Fransız istihbarat servisi tarafından organize edilen böyle bir programda Kırgızistan’ın işlenmesi doğrusu çok ilginç geldi bana. Afrika, Asya ve Latin Amerika gibi bölgelerdeki tarihî problemler hakkında konuşulan bu programda, iki sene kadar önce benim hakkımda da arka arkaya iki hafta tartışmışlardı. Saçmalamışlardı tabiî. Böyle de olsa, basit bir program değildir bu. Kesin bildiğimiz bir husus olarak, arkasında Fransız istihbaratı vardır. Fransa’nın da küçük ama merak uyandırıcı bir askerî üssü olan Kırgızistan’la bugünlerde böyle ilgilenmesi, cidden çok ilginç. Bekleyip görelim, bakalım neler olacak Kırgızistan’da. (Gülüyor.) Şimdi NATO devrede orada ama, bakalım sonra ne olacak.
Bu vesileyle, Ramazan bayramımı tebrik ederek beni çok sevindiren Kırgız Dışişleri Bakanı Ruslan Kazakbayev’e çok selâm söyleyin lütfen. Oradaki tüm Kırgız erkek ve kız kardeşlerimin Allah yâr ve yardımcısı olsun.
Unutmadan, avukatım Hasan Ölçer, içinde bayram kartlarımın olduğu mektubumu almadı mı hâlâ?
(Av. Yılmaz, almadığını söylüyor.)
Fakat mektubun buradan çıktığına dair resmî kayıt var. Kaç hafta oldu göndereli. Çok acaib.
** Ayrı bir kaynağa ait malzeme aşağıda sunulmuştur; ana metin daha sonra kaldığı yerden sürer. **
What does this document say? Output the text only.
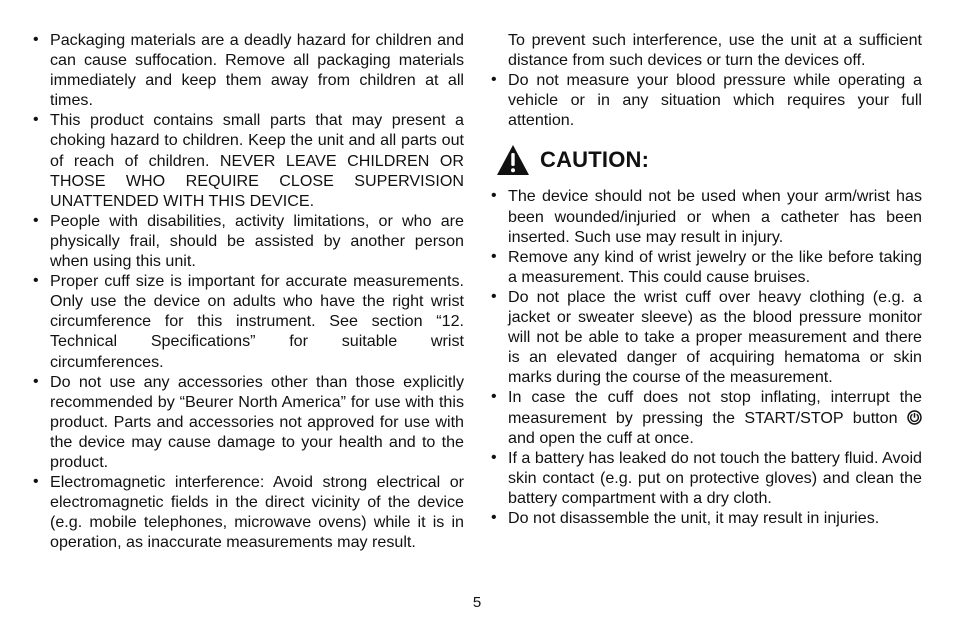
• Packaging materials are a deadly hazard for children and can cause suffocation. Remove all packaging materials immediately and keep them away from children at all times.
• This product contains small parts that may present a choking hazard to children. Keep the unit and all parts out of reach of children. NEVER LEAVE CHILDREN OR THOSE WHO REQUIRE CLOSE SUPERVISION UNATTENDED WITH THIS DEVICE.
• People with disabilities, activity limitations, or who are physically frail, should be assisted by another person when using this unit.
• Proper cuff size is important for accurate measurements. Only use the device on adults who have the right wrist circumference for this instrument. See section “12. Technical Specifications” for suitable wrist circumferences.
• Do not use any accessories other than those explicitly recommended by “Beurer North America” for use with this product. Parts and accessories not approved for use with the device may cause damage to your health and to the product.
• Electromagnetic interference: Avoid strong electrical or electromagnetic fields in the direct vicinity of the device (e.g. mobile telephones, microwave ovens) while it is in operation, as inaccurate measurements may result.
To prevent such interference, use the unit at a sufficient distance from such devices or turn the devices off.
• Do not measure your blood pressure while operating a vehicle or in any situation which requires your full attention.
CAUTION:
• The device should not be used when your arm/wrist has been wounded/injuried or when a catheter has been inserted. Such use may result in injury.
• Remove any kind of wrist jewelry or the like before taking a measurement. This could cause bruises.
• Do not place the wrist cuff over heavy clothing (e.g. a jacket or sweater sleeve) as the blood pressure monitor will not be able to take a proper measurement and there is an elevated danger of acquiring hematoma or skin marks during the course of the measurement.
• In case the cuff does not stop inflating, interrupt the measurement by pressing the START/STOP button  and open the cuff at once.
• If a battery has leaked do not touch the battery fluid. Avoid skin contact (e.g. put on protective gloves) and clean the battery compartment with a dry cloth.
• Do not disassemble the unit, it may result in injuries.
5
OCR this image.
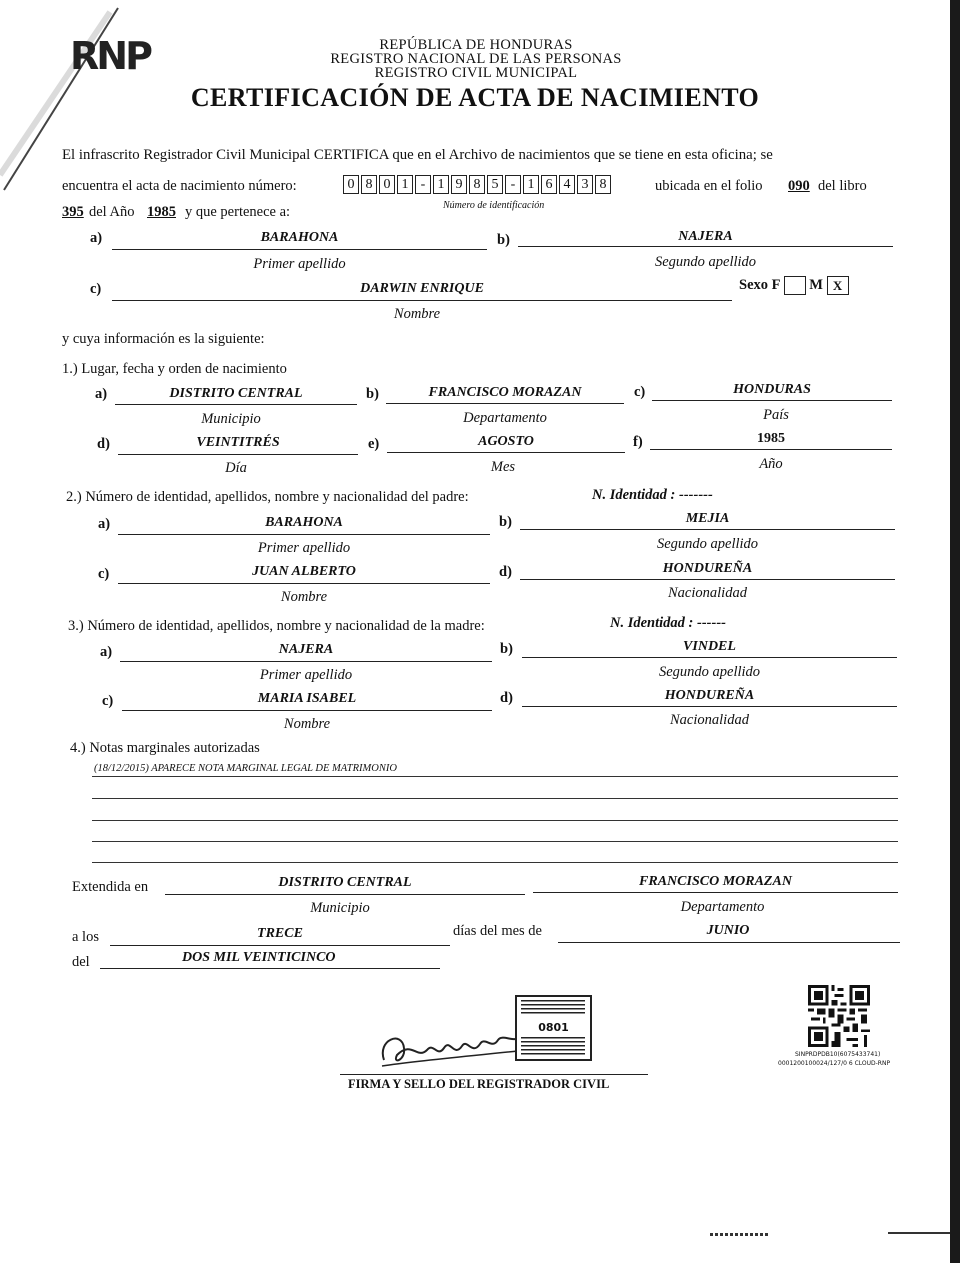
RNP	REPÚBLICA DE HONDURAS
REGISTRO NACIONAL DE LAS PERSONAS
REGISTRO CIVIL MUNICIPAL
CERTIFICACIÓN DE ACTA DE NACIMIENTO
El infrascrito Registrador Civil Municipal CERTIFICA que en el Archivo de nacimientos que se tiene en esta oficina; se
encuentra el acta de nacimiento número:	0 8 0 1 - 1 9 8 5 - 1 6 4 3 8
Número de identificación
ubicada en el folio 090 del libro
395 del Año 1985 y que pertenece a:
a)	BARAHONA
Primer apellido
b)	NAJERA
Segundo apellido
c)	DARWIN ENRIQUE
Nombre
Sexo F M X
y cuya información es la siguiente:
1.) Lugar, fecha y orden de nacimiento
a)	DISTRITO CENTRAL
Municipio
b)	FRANCISCO MORAZAN
Departamento
c)	HONDURAS
País
d)	VEINTITRÉS
Día
e)	AGOSTO
Mes
f)	1985
Año
2.) Número de identidad, apellidos, nombre y nacionalidad del padre:	N. Identidad : -------
a)	BARAHONA
Primer apellido
b)	MEJIA
Segundo apellido
c)	JUAN ALBERTO
Nombre
d)	HONDUREÑA
Nacionalidad
3.) Número de identidad, apellidos, nombre y nacionalidad de la madre:	N. Identidad : ------
a)	NAJERA
Primer apellido
b)	VINDEL
Segundo apellido
c)	MARIA ISABEL
Nombre
d)	HONDUREÑA
Nacionalidad
4.) Notas marginales autorizadas
(18/12/2015) APARECE NOTA MARGINAL LEGAL DE MATRIMONIO
Extendida en	DISTRITO CENTRAL
Municipio
FRANCISCO MORAZAN
Departamento
a los	TRECE	días del mes de	JUNIO
del	DOS MIL VEINTICINCO
0801
FIRMA Y SELLO DEL REGISTRADOR CIVIL
SINPRDPDB10(6075433741)
0001200100024/127/0 6 CLOUD-RNP
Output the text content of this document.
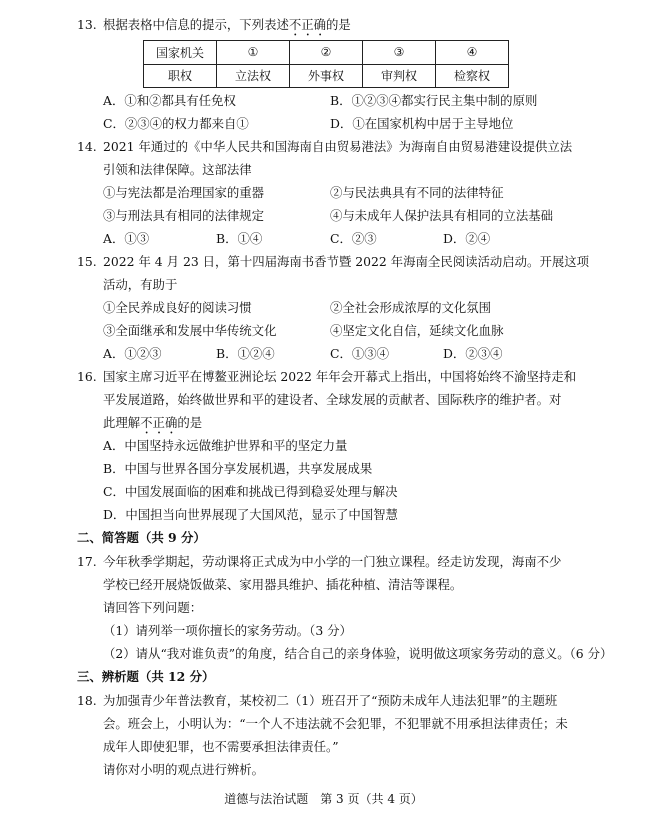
13. 根据表格中信息的提示，下列表述不正确的是
国家机关	①	②	③	④
职权	立法权	外事权	审判权	检察权
A．①和②都具有任免权	B．①②③④都实行民主集中制的原则
C．②③④的权力都来自①	D．①在国家机构中居于主导地位
14. 2021 年通过的《中华人民共和国海南自由贸易港法》为海南自由贸易港建设提供立法
引领和法律保障。这部法律
①与宪法都是治理国家的重器	②与民法典具有不同的法律特征
③与刑法具有相同的法律规定	④与未成年人保护法具有相同的立法基础
A．①③	B．①④	C．②③	D．②④
15. 2022 年 4 月 23 日，第十四届海南书香节暨 2022 年海南全民阅读活动启动。开展这项
活动，有助于
①全民养成良好的阅读习惯	②全社会形成浓厚的文化氛围
③全面继承和发展中华传统文化	④坚定文化自信，延续文化血脉
A．①②③	B．①②④	C．①③④	D．②③④
16. 国家主席习近平在博鳌亚洲论坛 2022 年年会开幕式上指出，中国将始终不渝坚持走和
平发展道路，始终做世界和平的建设者、全球发展的贡献者、国际秩序的维护者。对
此理解不正确的是
A．中国坚持永远做维护世界和平的坚定力量
B．中国与世界各国分享发展机遇，共享发展成果
C．中国发展面临的困难和挑战已得到稳妥处理与解决
D．中国担当向世界展现了大国风范，显示了中国智慧
二、简答题（共 9 分）
17. 今年秋季学期起，劳动课将正式成为中小学的一门独立课程。经走访发现，海南不少
学校已经开展烧饭做菜、家用器具维护、插花种植、清洁等课程。
请回答下列问题：
（1）请列举一项你擅长的家务劳动。（3 分）
（2）请从“我对谁负责”的角度，结合自己的亲身体验，说明做这项家务劳动的意义。（6 分）
三、辨析题（共 12 分）
18. 为加强青少年普法教育，某校初二（1）班召开了“预防未成年人违法犯罪”的主题班
会。班会上，小明认为：“一个人不违法就不会犯罪，不犯罪就不用承担法律责任；未
成年人即使犯罪，也不需要承担法律责任。”
请你对小明的观点进行辨析。
道德与法治试题　第 3 页（共 4 页）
Bundan hiç hoşlanmadım.
Neyse... Başka bir meseleye geçelim.
Birleşmiş Milletler’de Filistin Devleti’nin tanınmasıyla ilgili bir teşebbüs olacak yakında ve Mahmud Abbas BM Genel Kurulu’na hitab edecek.
Filistin Kurtuluş Örgütü (FKÖ), Cezayir Devlet Başkanı merhum Huari Bumedyen ve onun dışişleri bakanı Abdülaziz Bouteflika sâyesinde, BM Genel Kurulu’na “gözlemci” statüsünde katılabiliyor o tarihten beri.
1974 yılında, “üçüncü dünya”nın en parlak dışişleri bakanı olarak Abdülaziz Bouteflika, Şehid Yaser Arafat’ın BM Genel Kurulu’na hitab etmesini sağlamış, tüm dünyanın siyonist propagandalarla manipüle edildiği bir demde, Filistin davasının içyüzüne dünyanın dikkatinin çevrilmesini temin etmişti.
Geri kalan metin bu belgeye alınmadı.